Back in August, Amazon Braket hit general availability. The service provides remote access to quantum computing simulators and real quantum hardware hosted on the cloud. Since then, it's been integrated into high-end services like Orquestra to enable better quantum software development, especially for enterprise users.
Building on this, AWS announced today that Amazon Braket will now support PennyLane, which is an open-source software framework for hybrid quantum computing and quantum machine learning applications.
Braket's integration with PennyLane should allow customers to train quantum circuits the same way they would train a traditional neural network using common machine learning libraries due to PennyLane's native support for PyTorch and TensorFlow.
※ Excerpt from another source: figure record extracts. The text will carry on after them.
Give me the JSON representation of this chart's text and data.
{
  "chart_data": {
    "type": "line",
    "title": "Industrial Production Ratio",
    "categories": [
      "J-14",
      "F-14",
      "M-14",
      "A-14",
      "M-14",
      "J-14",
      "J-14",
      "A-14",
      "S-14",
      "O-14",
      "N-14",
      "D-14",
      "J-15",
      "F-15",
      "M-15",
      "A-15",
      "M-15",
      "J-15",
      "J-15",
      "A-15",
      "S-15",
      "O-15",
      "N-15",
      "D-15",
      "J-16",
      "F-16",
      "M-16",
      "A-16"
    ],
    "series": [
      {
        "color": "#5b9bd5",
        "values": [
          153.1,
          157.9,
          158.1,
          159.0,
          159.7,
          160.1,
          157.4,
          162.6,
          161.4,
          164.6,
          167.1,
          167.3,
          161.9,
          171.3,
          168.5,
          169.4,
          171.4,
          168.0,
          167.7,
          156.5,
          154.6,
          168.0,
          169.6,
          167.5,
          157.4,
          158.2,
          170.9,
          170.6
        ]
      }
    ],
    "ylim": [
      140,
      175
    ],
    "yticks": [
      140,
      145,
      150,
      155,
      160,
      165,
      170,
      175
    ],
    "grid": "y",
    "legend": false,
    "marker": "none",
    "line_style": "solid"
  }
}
AWS claims that the quantum circuit's training process will be sped up by up to ten times since the library exploits parallelism.
PennyLane is pre-installed in Braket notebooks and you can also install the Braket-PennyLane plugin in your IDE. Once you do this, you can train quantum circuits as you would train neural networks, while also making use of familiar machine learning libraries such as PyTorch and TensorFlow. When you use PennyLane on the managed simulators that are included in Amazon Braket, you can train your circuits up to 10 times faster by using parallel circuit execution.
Furthermore, AWS has expanded the choice of simulators available on Braket as well. In addition to the state vector simulator, which could simulate a 34-qubit quantum computer, the newly added tensor network simulator can simulate up to 50 qubits for certain circuits. It does so by constructing a graph of the quantum circuit to find an optimized way to process it.
Amazon says that the new tensor network simulator is especially powerful for sparse circuits, circuits with local gates, and other circuits with inherent structure. Overall, this increased power should let customers explore and optimize quantum algorithms at a larger qubit scale.